Battle for Syrian border town rages on

Islamic State fighters backed by tanks and artillery have pushed into an embattled Syrian town on the border with Turkey, sparking heavy street battles with the town’s Kurdish defenders.

Battle for Syrian border town rages on

Islamic State fighters backed by tanks and artillery have pushed into an embattled Syrian town on the border with Turkey, sparking heavy street battles with the town’s Kurdish defenders.

Hours after the militants raised two of their Islamic State (IS) group’s black flags on the outskirts of Kobani, they punctured the Kurdish front lines and advanced into the town itself, the Local Co-ordination Committees activist collective and the Britain-based Syrian Observatory for Human Rights said.

“They’re fighting inside the city. Hundreds of civilians have left,” said observatory director Rami Abdurrahman. “The Islamic State controls three neighbourhoods on the eastern side of Kobani. They are trying to enter the town from the south west as well.”

The centre of the town was still in Kurdish hands, Mr Abdurrahman said. Kurdish officials could not be immediately reached for comment.

Since it began its offensive in mid-September, IS has barrelled through one Kurdish village after another as it closed in on its main target, Kobani, also known as Ayn Arab. The assault has forced about 160,000 Syrians to flee and put a strain on Kurdish forces, who have struggled to hold off the extremists even with the aid of limited US-led air strikes.

Capturing Kobani would give IS, which already rules a huge stretch of territory spanning the Syria-Iraq border, a direct link between its positions in the Syrian province of Aleppo and its stronghold of Raqqa to the east. It would also crush a lingering pocket of resistance and give the group full control of a large stretch of the Turkish-Syrian border.

After initially setting up positions to the east, south and west of the town, IS shelled Kobani for days to try to loosen up the defences.

“Isis is advancing further towards Kobani day by day,” said Ismet Sheikh Hassan, the defence chief for Kurdish forces in the area, using an alternative name for IS. “Isis is fighting with tanks and heavy weapons and they are firing randomly at Kobani. There are many civilian casualties because of the shelling.”

The Syrian Observatory for Human Rights said about 20 IS fighters managed to sneak into the eastern part of Kobani overnight, but were ambushed and killed by Kurdish militiamen.

Syrian Kurdish forces have long been among the most effective adversaries of IS, keeping the extremists out of the Kurdish enclave in north-eastern Syria even as the militants routed the armed forces of both Syria and neighbouring Iraq.

But in recent weeks the overstretched Kurds have struggled to counter the increasingly well-armed militants, who have been strengthened by heavy weapons looted from captured Syrian and Iraqi military bases.

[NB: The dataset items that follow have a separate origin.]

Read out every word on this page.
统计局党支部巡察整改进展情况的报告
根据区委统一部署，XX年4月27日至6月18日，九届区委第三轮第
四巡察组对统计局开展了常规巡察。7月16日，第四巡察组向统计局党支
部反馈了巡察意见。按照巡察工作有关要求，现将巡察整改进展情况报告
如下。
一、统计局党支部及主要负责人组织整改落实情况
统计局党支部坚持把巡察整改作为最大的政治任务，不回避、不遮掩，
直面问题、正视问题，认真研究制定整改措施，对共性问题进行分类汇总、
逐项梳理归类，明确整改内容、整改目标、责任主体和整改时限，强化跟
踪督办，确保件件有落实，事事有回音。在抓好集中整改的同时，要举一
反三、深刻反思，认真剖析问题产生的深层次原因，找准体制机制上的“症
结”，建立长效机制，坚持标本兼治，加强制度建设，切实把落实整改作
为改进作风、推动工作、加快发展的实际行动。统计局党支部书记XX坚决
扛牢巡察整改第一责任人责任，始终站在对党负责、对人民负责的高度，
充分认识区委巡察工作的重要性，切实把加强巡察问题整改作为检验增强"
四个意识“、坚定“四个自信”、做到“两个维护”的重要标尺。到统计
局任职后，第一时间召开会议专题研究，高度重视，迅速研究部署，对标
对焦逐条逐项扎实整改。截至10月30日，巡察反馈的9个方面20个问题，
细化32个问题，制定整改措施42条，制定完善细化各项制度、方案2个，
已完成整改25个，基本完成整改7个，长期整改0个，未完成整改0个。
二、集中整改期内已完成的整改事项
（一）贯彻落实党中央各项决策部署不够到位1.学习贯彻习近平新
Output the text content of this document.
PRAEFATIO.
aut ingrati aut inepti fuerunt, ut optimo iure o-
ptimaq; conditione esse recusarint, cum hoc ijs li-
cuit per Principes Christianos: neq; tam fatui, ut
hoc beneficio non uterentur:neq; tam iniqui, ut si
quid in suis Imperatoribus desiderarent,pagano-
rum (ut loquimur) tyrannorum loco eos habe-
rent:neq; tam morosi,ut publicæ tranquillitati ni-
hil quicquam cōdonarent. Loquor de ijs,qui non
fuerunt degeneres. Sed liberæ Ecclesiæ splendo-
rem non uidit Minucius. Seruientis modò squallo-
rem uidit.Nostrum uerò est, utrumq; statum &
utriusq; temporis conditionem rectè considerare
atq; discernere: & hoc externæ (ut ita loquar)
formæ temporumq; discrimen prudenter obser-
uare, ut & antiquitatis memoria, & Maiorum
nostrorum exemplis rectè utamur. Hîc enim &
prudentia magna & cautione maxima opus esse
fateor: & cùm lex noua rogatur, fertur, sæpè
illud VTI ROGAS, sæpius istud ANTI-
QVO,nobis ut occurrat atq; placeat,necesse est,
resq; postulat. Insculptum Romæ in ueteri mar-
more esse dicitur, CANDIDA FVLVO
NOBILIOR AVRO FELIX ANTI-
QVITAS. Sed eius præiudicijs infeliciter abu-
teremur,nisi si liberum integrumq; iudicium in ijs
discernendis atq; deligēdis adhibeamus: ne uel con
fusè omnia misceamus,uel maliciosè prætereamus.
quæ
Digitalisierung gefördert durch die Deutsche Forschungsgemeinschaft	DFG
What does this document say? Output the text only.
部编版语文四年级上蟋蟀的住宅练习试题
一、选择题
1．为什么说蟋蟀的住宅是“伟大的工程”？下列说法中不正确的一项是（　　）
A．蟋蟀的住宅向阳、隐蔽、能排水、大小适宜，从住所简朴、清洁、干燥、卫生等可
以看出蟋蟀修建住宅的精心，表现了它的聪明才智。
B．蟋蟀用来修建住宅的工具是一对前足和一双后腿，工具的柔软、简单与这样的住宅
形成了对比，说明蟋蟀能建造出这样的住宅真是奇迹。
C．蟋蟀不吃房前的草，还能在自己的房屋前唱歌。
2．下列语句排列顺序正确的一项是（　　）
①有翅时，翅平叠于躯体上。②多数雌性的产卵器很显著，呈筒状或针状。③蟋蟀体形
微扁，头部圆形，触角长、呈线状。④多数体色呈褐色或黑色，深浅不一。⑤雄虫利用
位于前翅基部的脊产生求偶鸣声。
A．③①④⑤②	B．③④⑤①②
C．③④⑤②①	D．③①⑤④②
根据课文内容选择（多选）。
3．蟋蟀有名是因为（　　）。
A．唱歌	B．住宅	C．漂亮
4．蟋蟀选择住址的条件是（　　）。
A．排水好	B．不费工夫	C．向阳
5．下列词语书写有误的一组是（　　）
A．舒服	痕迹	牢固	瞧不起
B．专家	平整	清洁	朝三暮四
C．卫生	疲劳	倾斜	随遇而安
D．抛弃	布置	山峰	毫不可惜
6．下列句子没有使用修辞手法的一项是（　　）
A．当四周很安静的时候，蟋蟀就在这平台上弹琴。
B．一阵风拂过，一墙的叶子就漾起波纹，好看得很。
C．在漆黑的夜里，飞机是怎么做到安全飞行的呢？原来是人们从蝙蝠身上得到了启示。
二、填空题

As fighting raged within sight of the Turkish border, the country’s defence minister Ismet Yilmaz said the Nato alliance had drawn up a strategy to defend Turkey, a Nato member, if it is attacked along its frontier with Syria. The move came at Turkey’s request.

Turkey has warily watched the fight for Kobani unfold. Yesterday at least 14 Turkish tanks took up defensive positions on a hilltop on Turkish soil near the besieged town, while a shell from the fighting struck a house and a grocery store inside Turkey.

Yesterday’s heavy clashes followed a particularly bloody Sunday, when more than 45 fighters on both sides were killed, according to the observatory and the Kurdish force known as the People’s Protection Units, or YPG.

The dead included a Kurdish female fighter who blew herself up, killing 10 jihadists. A YPG statement identified her as Deilar Kanj Khamis, better known by her military name, Arin Mirkan.

She was a member of the Women’s Protection Units, a branch of the main Kurdish militia. The force has more than 10,000 female fighters who have played a major role in the battles against IS.

Nasser Haj Mansour, a defence official in Syria’s Kurdish region, said after Kurdish fighters were forced to withdraw from a strategic hill south of Kobani, Khamis stayed behind, and as IS fighters moved in she attacked them with gunfire and grenades, eventually blowing herself up. The Kurds then recaptured the position.

“If necessary, all our female and male fighters will become Arin. The attacks by mercenaries of (IS) against Kobani will not be allowed to achieve their goals,” the YPG statement said.

Syria’s Kurds have been lobbying for greater support from the international community to help them in their fight against the Islamic State militants. While the US-led coalition has carried out some air strikes against militant positions around Kobani, they have failed to blunt the extremists’ advance.

United Nations secretary general Ban Ki-moon expressed “grave concern” about the IS offensive on Kobani, which is also known as Ayn al-Arab.

In light of the “barbarous campaign” by IS, Mr Ban “urgently calls on all those with the means to do so to take immediate action to protect the beleaguered civilian population of Ayn al-Arab”, his spokesman said.